The slightest flicker of a smile tries to take hold, then slips. She could so easily have glared, have sighed and called him childish, but Alma almost smiles. If anything, it's worse. She's not really angry. All of her warmth and her light are in there somewhere. It's just that something is heavy enough to keep them buried, and she can't forget it for more than just a flicker. "Please." Her voice is soft and choked. Then she draws the deep breath she should have taken before she spoke at all and puts her hand on his arm. "It's work. We don't talk about work."
Because that would lead to all sorts of problems. It's not the legal considerations – she told him all about the Russia-based money laundering operation which was collapsed when they found the eighty-year-old oligarch behind it all trying to see just how many hookers he could fit into a pool. It's so they can't hurt each other. They can't worry about each other. Neither of them will ever learn anything that could compromise the other. There are no moral quandaries because they quite simply don't venture into that territory. They knew all of this from the beginning, came right out and discussed it and came to an accord – in order to have a life together, their lives have had to remain separate.
For the most part they've been sticking to it, and for the most part it has worked.
That's why he tells her she's right. He doesn't feel that way, but he says it. He isn't sorry, but he apologizes. He goes to make her tea and says nothing when he hears her get up, following him to the kitchen. Some dim instinct tells him space is still key. That's why he doesn't look round right away. He finishes what he's doing while she pulls one of the tall stools out from under the breakfast bar. He thinks she settles there.
She doesn't settle. Dylan sees his mistake the second he finally turns. Alma isn't settled, not in any way, not any part of her. She's perched on the edge, lips parted as if she had something to say and forgot it.

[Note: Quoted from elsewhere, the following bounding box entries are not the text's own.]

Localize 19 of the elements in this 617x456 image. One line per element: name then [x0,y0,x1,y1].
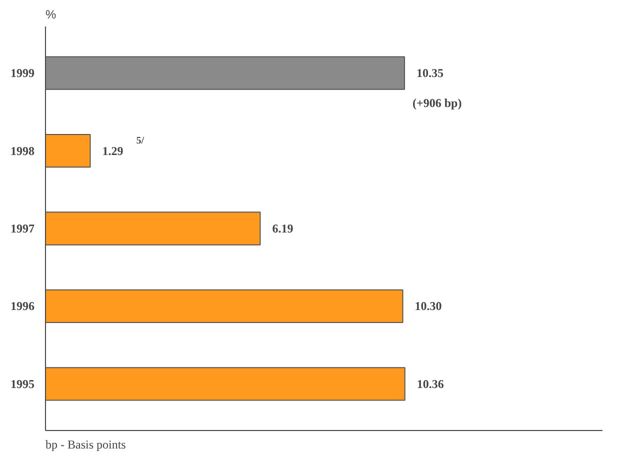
data-label: 10.35 [416,66,444,80]
annotation: (+906 bp) [412,96,462,110]
data-label: 1.29 [102,144,124,158]
bar [46,212,261,246]
data-label: 10.36 [416,376,444,391]
data-label: 6.19 [272,222,294,236]
bar [46,56,406,90]
data-label: 10.30 [414,299,442,314]
bar [46,289,404,324]
bar [46,367,406,401]
chart-title: % [46,8,56,22]
y-tick-label: 1999 [10,66,34,80]
bar [46,134,91,168]
y-tick-label: 1998 [10,144,34,158]
annotation: 5/ [136,135,144,146]
y-tick-label: 1997 [10,222,34,236]
text: bp - Basis points [46,438,126,452]
y-tick-label: 1996 [10,299,34,314]
y-tick-label: 1995 [10,376,34,391]
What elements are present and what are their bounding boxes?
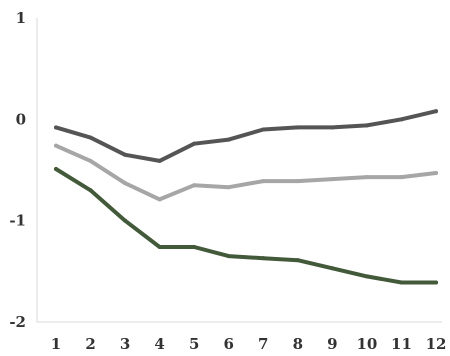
- series-1-point: [226, 137, 231, 142]
- series-1-point: [88, 135, 93, 140]
- series-line-1: [54, 109, 438, 163]
- series-1-point: [261, 127, 266, 132]
- series-1-point: [123, 152, 128, 157]
- series-1-point: [54, 125, 58, 130]
- y-tick-label: -2: [9, 313, 26, 331]
- series-3-point: [330, 266, 335, 271]
- series-2-point: [54, 143, 58, 148]
- series-3-point: [157, 245, 162, 250]
- series-2-point: [434, 171, 438, 176]
- series-2-point: [157, 197, 162, 202]
- chart-axes: [36, 18, 442, 323]
- x-tick-label: 3: [120, 335, 130, 353]
- series-3-point: [192, 245, 197, 250]
- x-tick-labels: 1 2 3 4 5 6 7 8 9 10 11 12: [51, 335, 447, 353]
- series-3-point: [54, 166, 58, 171]
- x-tick-label: 1: [51, 335, 61, 353]
- series-1-point: [434, 109, 438, 114]
- series-2-point: [295, 179, 300, 184]
- x-tick-label: 8: [293, 335, 303, 353]
- series-3-point: [364, 274, 369, 279]
- series-2-point: [261, 179, 266, 184]
- x-tick-label: 7: [258, 335, 268, 353]
- series-1-point: [295, 125, 300, 130]
- series-2-point: [88, 158, 93, 163]
- series-2-point: [226, 185, 231, 190]
- series-2-point: [330, 177, 335, 182]
- x-tick-label: 12: [426, 335, 447, 353]
- series-3-point: [226, 254, 231, 259]
- x-tick-label: 9: [327, 335, 337, 353]
- series-2-point: [399, 175, 404, 180]
- series-3-point: [123, 218, 128, 223]
- series-1-point: [399, 117, 404, 122]
- series-2-point: [192, 183, 197, 188]
- series-3-point: [399, 280, 404, 285]
- series-3-point: [261, 256, 266, 261]
- x-tick-label: 11: [391, 335, 412, 353]
- series-2-point: [123, 181, 128, 186]
- x-tick-label: 4: [154, 335, 164, 353]
- series-1-point: [330, 125, 335, 130]
- series-line-2: [54, 143, 438, 202]
- series-1-point: [192, 141, 197, 146]
- x-tick-label: 6: [224, 335, 234, 353]
- y-tick-label: 1: [16, 9, 26, 27]
- series-3-point: [295, 258, 300, 263]
- x-tick-label: 10: [356, 335, 377, 353]
- y-tick-label: -1: [9, 212, 26, 230]
- series-line-3: [54, 167, 438, 285]
- x-tick-label: 5: [189, 335, 199, 353]
- series-1-point: [157, 158, 162, 163]
- series-3-point: [434, 280, 438, 285]
- series-2-point: [364, 175, 369, 180]
- y-tick-labels: 1 0 -1 -2: [9, 9, 26, 331]
- y-tick-label: 0: [16, 110, 26, 128]
- series-1-point: [364, 123, 369, 128]
- x-tick-label: 2: [85, 335, 95, 353]
- series-3-point: [88, 188, 93, 193]
- series-lines: [54, 109, 438, 285]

He resists just long enough to finish making her tea and his own coffee. When he puts the mug in her hand she looks up as if she'd forgotten where they were. When her eyes stop drifting, his are there to hold them fixed. "Tell me."
"No."
"I hear you, and I hear the reasons, and I tried to agree, I really did. But you're upset. I can't have you upset, not if I can help it. It might not be one of the out-loud explicit promises we made each other but that's only because it's too basic for that. It's a given. So tell me. Even if that's all it is and there's nothing anybody can do about it, tell me. Tell me everything."